Big-budget washouts like “R.I.P.D.,” “After Earth” and “White House Down” were promoted as imaginative and new. But critics mostly panned them, and audiences stayed away, apparently recognizing that the films’ plots and themes were simply reassembled parts from blockbusters past.
Now comes another film promising to take an imaginative detour from the familiar formula: “Elysium,” starring Matt Damon and Jodie Foster, from the director of “District 9,” Neill Blomkamp.
On its surface, at least, “Elysium” sounds awfully familiar: a world-in-ruins story, lavish computer-generated visual effects, robots and production and global marketing costs of more than $200 million.
But the film’s backers and stars vow that it is different. Really.
“Ours is not a film that goes down the middle,” said Sharlto Copley, who plays a maniacal South African assassin in “Elysium,” which arrives in theaters on Aug. 9. “When you do that, it weakens everything.”
“Our movie is a political statement,” Mr. Copley added. “It doesn’t shy away from controversial ideas. No studio person was saying, ‘Oh, people won’t understand that accent you’re doing, so you had better do half of that.’ Or if there was, we didn’t listen.”
Despite its surface similarities to the pack, “Elysium” indeed works hard to veer into more creative terrain, starting with the fact that it aims to make audiences think. “Elysium” comments on present-day socioeconomic inequality by spinning a futuristic tale about a squalid Earth and a glorious space habitat where the superrich have retreated.
There is no sex. There is no goofy sidekick. It will not be released in 3-D. It is rated R. And the screenplay leaves questions unanswered, like how Mr. Damon, as an injured factory worker on Earth, survives a brutal back-alley operation to affix an exoskeleton to his spine and head. Don’t expect to see the obligatory camera shot of a ruined New York City.

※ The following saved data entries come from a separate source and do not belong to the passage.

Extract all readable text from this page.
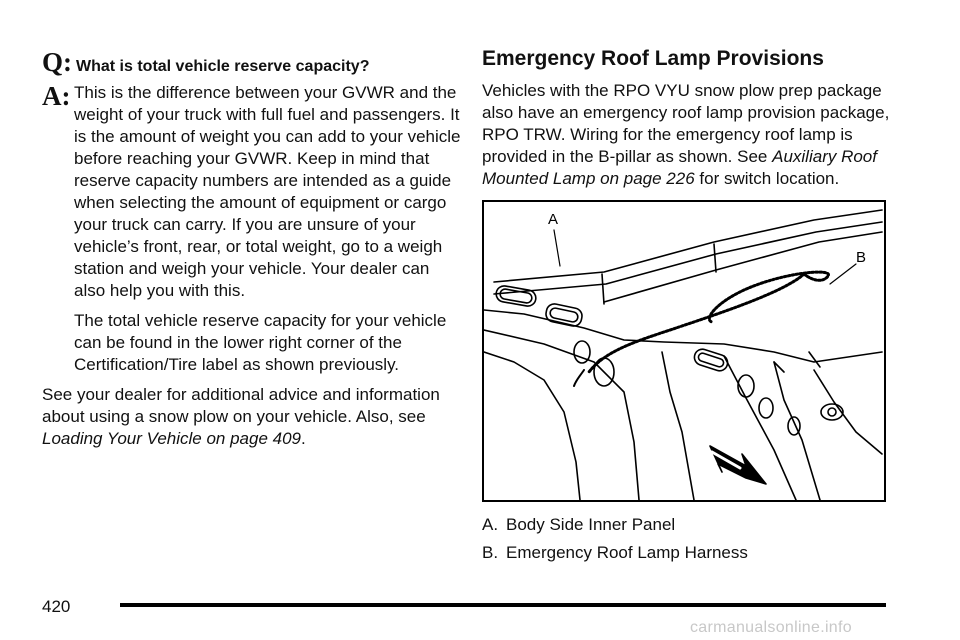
Q: What is total vehicle reserve capacity?
A: This is the difference between your GVWR and the weight of your truck with full fuel and passengers. It is the amount of weight you can add to your vehicle before reaching your GVWR. Keep in mind that reserve capacity numbers are intended as a guide when selecting the amount of equipment or cargo your truck can carry. If you are unsure of your vehicle’s front, rear, or total weight, go to a weigh station and weigh your vehicle. Your dealer can also help you with this.

The total vehicle reserve capacity for your vehicle can be found in the lower right corner of the Certification/Tire label as shown previously.

See your dealer for additional advice and information about using a snow plow on your vehicle. Also, see Loading Your Vehicle on page 409.

Emergency Roof Lamp Provisions

Vehicles with the RPO VYU snow plow prep package also have an emergency roof lamp provision package, RPO TRW. Wiring for the emergency roof lamp is provided in the B-pillar as shown. See Auxiliary Roof Mounted Lamp on page 226 for switch location.

A
B
A. Body Side Inner Panel
B. Emergency Roof Lamp Harness
420
carmanualsonline.info
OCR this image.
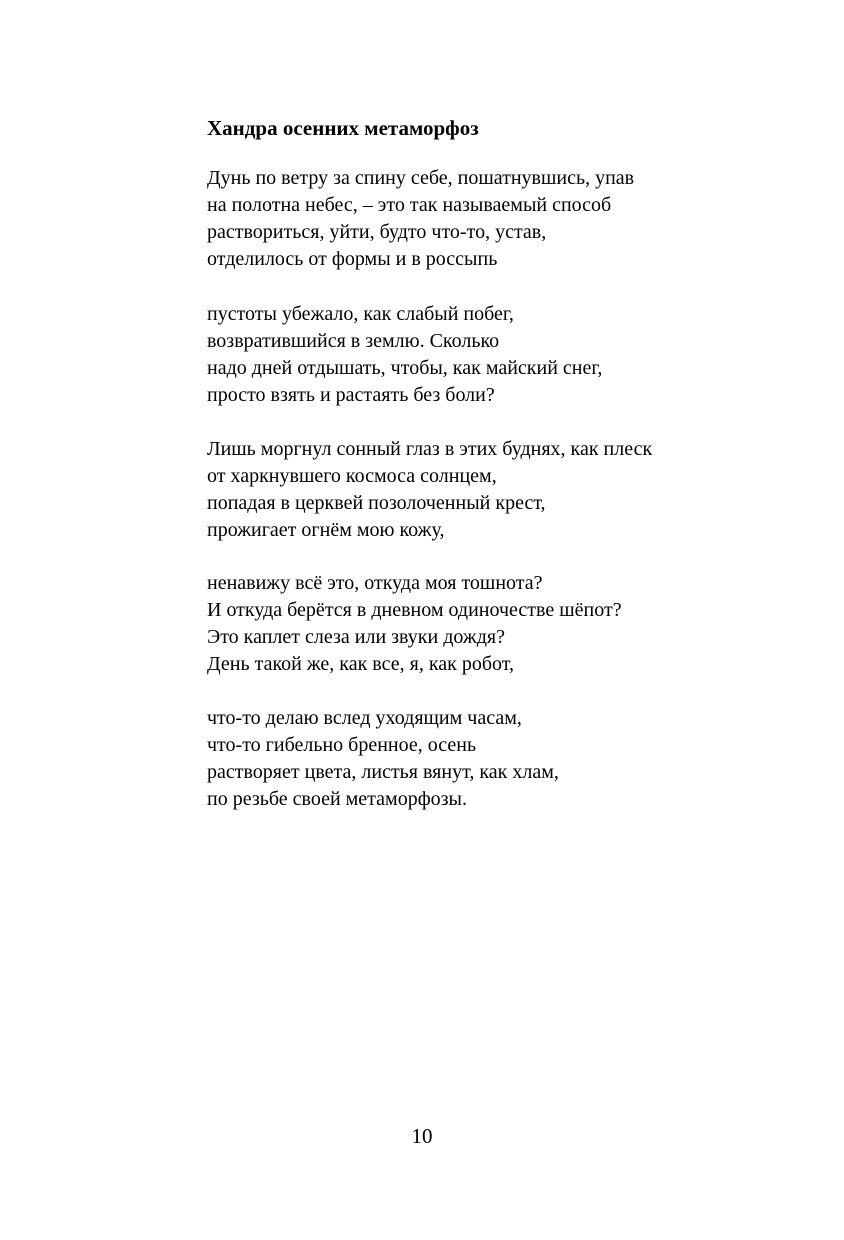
Хандра осенних метаморфоз
Дунь по ветру за спину себе, пошатнувшись, упав
на полотна небес, – это так называемый способ
раствориться, уйти, будто что-то, устав,
отделилось от формы и в россыпь
пустоты убежало, как слабый побег,
возвратившийся в землю. Сколько
надо дней отдышать, чтобы, как майский снег,
просто взять и растаять без боли?
Лишь моргнул сонный глаз в этих буднях, как плеск
от харкнувшего космоса солнцем,
попадая в церквей позолоченный крест,
прожигает огнём мою кожу,
ненавижу всё это, откуда моя тошнота?
И откуда берётся в дневном одиночестве шёпот?
Это каплет слеза или звуки дождя?
День такой же, как все, я, как робот,
что-то делаю вслед уходящим часам,
что-то гибельно бренное, осень
растворяет цвета, листья вянут, как хлам,
по резьбе своей метаморфозы.
10
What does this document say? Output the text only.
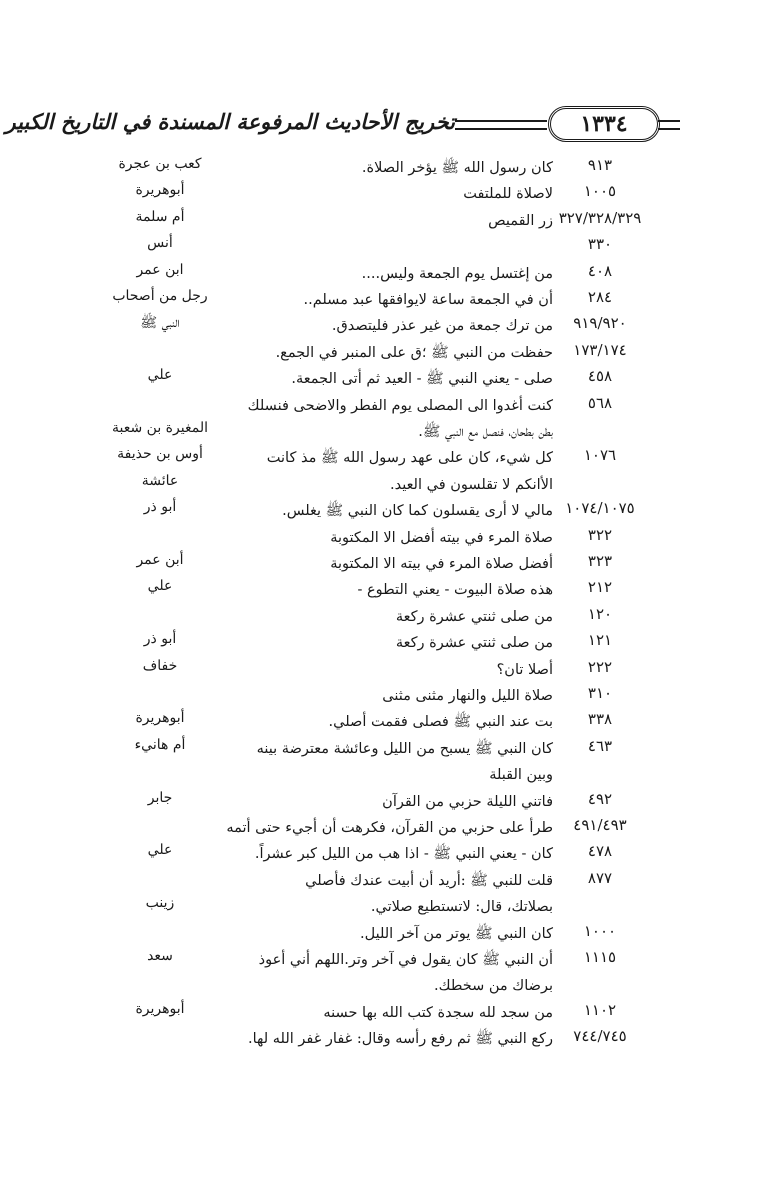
تخريج الأحاديث المرفوعة المسندة في التاريخ الكبير	١٣٣٤
٩١٣
كان رسول الله ﷺ يؤخر الصلاة.
كعب بن عجرة
١٠٠٥
لاصلاة للملتفت
أبوهريرة
٣٢٧/٣٢٨/٣٢٩
زر القميص
أم سلمة
٣٣٠
أنس
٤٠٨
من إغتسل يوم الجمعة وليس....
ابن عمر
٢٨٤
أن في الجمعة ساعة لايوافقها عبد مسلم..
رجل من أصحاب
٩١٩/٩٢٠
من ترك جمعة من غير عذر فليتصدق.
النبي ﷺ
١٧٣/١٧٤
حفظت من النبي ﷺ ؛ق على المنبر في الجمع.
٤٥٨
صلى - يعني النبي ﷺ - العيد ثم أتى الجمعة.
علي
٥٦٨
كنت أغدوا الى المصلى يوم الفطر والاضحى فنسلك
بطن بطحان، فنصل مع النبي ﷺ.
المغيرة بن شعبة
١٠٧٦
كل شيء، كان على عهد رسول الله ﷺ مذ كانت
أوس بن حذيفة
الأانكم لا تقلسون في العيد.
عائشة
١٠٧٤/١٠٧٥
مالي لا أرى يقسلون كما كان النبي ﷺ يغلس.
أبو ذر
٣٢٢
صلاة المرء في بيته أفضل الا المكتوبة
٣٢٣
أفضل صلاة المرء في بيته الا المكتوبة
أبن عمر
٢١٢
هذه صلاة البيوت - يعني التطوع -
علي
١٢٠
من صلى ثنتي عشرة ركعة
١٢١
من صلى ثنتي عشرة ركعة
أبو ذر
٢٢٢
أصلا تان؟
خفاف
٣١٠
صلاة الليل والنهار مثنى مثنى
٣٣٨
بت عند النبي ﷺ فصلى فقمت أصلي.
أبوهريرة
٤٦٣
كان النبي ﷺ يسبح من الليل وعائشة معترضة بينه
أم هانيء
وبين القبلة
٤٩٢
فاتني الليلة حزبي من القرآن
جابر
٤٩١/٤٩٣
طرأ على حزبي من القرآن، فكرهت أن أجيء حتى أتمه
٤٧٨
كان - يعني النبي ﷺ - اذا هب من الليل كبر عشراً.
علي
٨٧٧
قلت للنبي ﷺ :أريد أن أبيت عندك فأصلي
بصلاتك، قال: لاتستطيع صلاتي.
زينب
١٠٠٠
كان النبي ﷺ يوتر من آخر الليل.
١١١٥
أن النبي ﷺ كان يقول في آخر وتر.اللهم أني أعوذ
سعد
برضاك من سخطك.
١١٠٢
من سجد لله سجدة كتب الله بها حسنه
أبوهريرة
٧٤٤/٧٤٥
ركع النبي ﷺ ثم رفع رأسه وقال: غفار غفر الله لها.
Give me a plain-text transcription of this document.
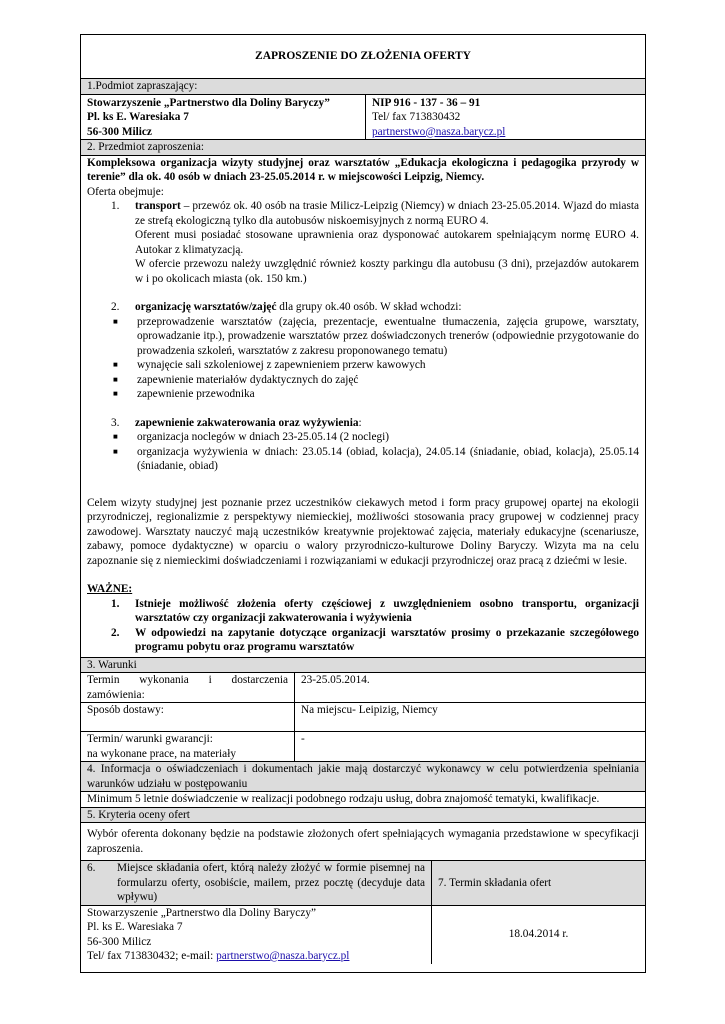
ZAPROSZENIE DO ZŁOŻENIA OFERTY
1.Podmiot zapraszający:
Stowarzyszenie „Partnerstwo dla Doliny Baryczy”
Pl. ks E. Waresiaka 7
56-300 Milicz
NIP 916 - 137 - 36 – 91
Tel/ fax 713830432
partnerstwo@nasza.barycz.pl
2. Przedmiot zaproszenia:
Kompleksowa organizacja wizyty studyjnej oraz warsztatów „Edukacja ekologiczna i pedagogika przyrody w terenie” dla ok. 40 osób w dniach 23-25.05.2014 r. w miejscowości Leipzig, Niemcy.
Oferta obejmuje:
1.	transport – przewóz ok. 40 osób na trasie Milicz-Leipzig (Niemcy) w dniach 23-25.05.2014. Wjazd do miasta ze strefą ekologiczną tylko dla autobusów niskoemisyjnych z normą EURO 4.
Oferent musi posiadać stosowane uprawnienia oraz dysponować autokarem spełniającym normę EURO 4. Autokar z klimatyzacją.
W ofercie przewozu należy uwzględnić również koszty parkingu dla autobusu (3 dni), przejazdów autokarem w i po okolicach miasta (ok. 150 km.)
2.	organizację warsztatów/zajęć dla grupy ok.40 osób. W skład wchodzi:
■	przeprowadzenie warsztatów (zajęcia, prezentacje, ewentualne tłumaczenia, zajęcia grupowe, warsztaty, oprowadzanie itp.), prowadzenie warsztatów przez doświadczonych trenerów (odpowiednie przygotowanie do prowadzenia szkoleń, warsztatów z zakresu proponowanego tematu)
■	wynajęcie sali szkoleniowej z zapewnieniem przerw kawowych
■	zapewnienie materiałów dydaktycznych do zajęć
■	zapewnienie przewodnika
3.	zapewnienie zakwaterowania oraz wyżywienia:
■	organizacja noclegów w dniach 23-25.05.14 (2 noclegi)
■	organizacja wyżywienia w dniach: 23.05.14 (obiad, kolacja), 24.05.14 (śniadanie, obiad, kolacja), 25.05.14 (śniadanie, obiad)
Celem wizyty studyjnej jest poznanie przez uczestników ciekawych metod i form pracy grupowej opartej na ekologii przyrodniczej, regionalizmie z perspektywy niemieckiej, możliwości stosowania pracy grupowej w codziennej pracy zawodowej. Warsztaty nauczyć mają uczestników kreatywnie projektować zajęcia, materiały edukacyjne (scenariusze, zabawy, pomoce dydaktyczne) w oparciu o walory przyrodniczo-kulturowe Doliny Baryczy. Wizyta ma na celu zapoznanie się z niemieckimi doświadczeniami i rozwiązaniami w edukacji przyrodniczej oraz pracą z dziećmi w lesie.
WAŻNE:
1.	Istnieje możliwość złożenia oferty częściowej z uwzględnieniem osobno transportu, organizacji warsztatów czy organizacji zakwaterowania i wyżywienia
2.	W odpowiedzi na zapytanie dotyczące organizacji warsztatów prosimy o przekazanie szczegółowego programu pobytu oraz programu warsztatów
3. Warunki
Termin wykonania i dostarczenia zamówienia:
23-25.05.2014.
Sposób dostawy:	Na miejscu- Leipizig, Niemcy
Termin/ warunki gwarancji:
na wykonane prace, na materiały
-
4. Informacja o oświadczeniach i dokumentach jakie mają dostarczyć wykonawcy w celu potwierdzenia spełniania warunków udziału w postępowaniu
Minimum 5 letnie doświadczenie w realizacji podobnego rodzaju usług, dobra znajomość tematyki, kwalifikacje.
5. Kryteria oceny ofert
Wybór oferenta dokonany będzie na podstawie złożonych ofert spełniających wymagania przedstawione w specyfikacji zaproszenia.
6.	Miejsce składania ofert, którą należy złożyć w formie pisemnej na formularzu oferty, osobiście, mailem, przez pocztę (decyduje data wpływu)
7. Termin składania ofert
Stowarzyszenie „Partnerstwo dla Doliny Baryczy”
Pl. ks E. Waresiaka 7
56-300 Milicz
Tel/ fax 713830432; e-mail: partnerstwo@nasza.barycz.pl
18.04.2014 r.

“There were certain factions on the movie pushing for those global shots,” said Simon Kinberg, who produced the film. (Yes, “Elysium” has only one fully credited producer; “White House Down,” by comparison, had six.) “Neill ignored them.”
Mr. Blomkamp, who also wrote the script, does tend to do exactly what he wants — a right that he earned, Mr. Kinberg contended, with his first feature film, “District 9.” That R-rated alien movie, made for about $30 million, took in about $211 million in 2009 and was nominated for four Academy Awards, including best picture.
“ ‘Elysium’ was definitely allowed to be as original and provocative as it is because of the success of ‘District 9,’ ” Mr. Kinberg said.
Mr. Blomkamp, 33, who declined to be interviewed for this article, may have also been able to execute his vision fully because of the involvement of Media Rights Capital, or MRC, a production and financing company that split the expense of “Elysium” with Sony Pictures Entertainment. MRC has a history of finding success through creative risk; it backed Universal’s “Ted” and Netflix’s “House of Cards,” which both met resistance from entrenched studio and network executives but ended up as home runs.
“The only way to be successful is to be original,” said Mordecai Wiczyk, MRC’s co-chairman. “Playing it safe is the fastest way to ruin.”
Sony has learned that the hard way this summer. While other studios have suffered bigger misfires — Disney’s “Lone Ranger” was the most expensive single dud, by far — Sony is the only movie company to have two big-budget films fail to connect. “After Earth,” starring Will Smith and his son, and “White House Down,” with Channing Tatum and Jamie Foxx in the lead roles, both fizzled at the box office.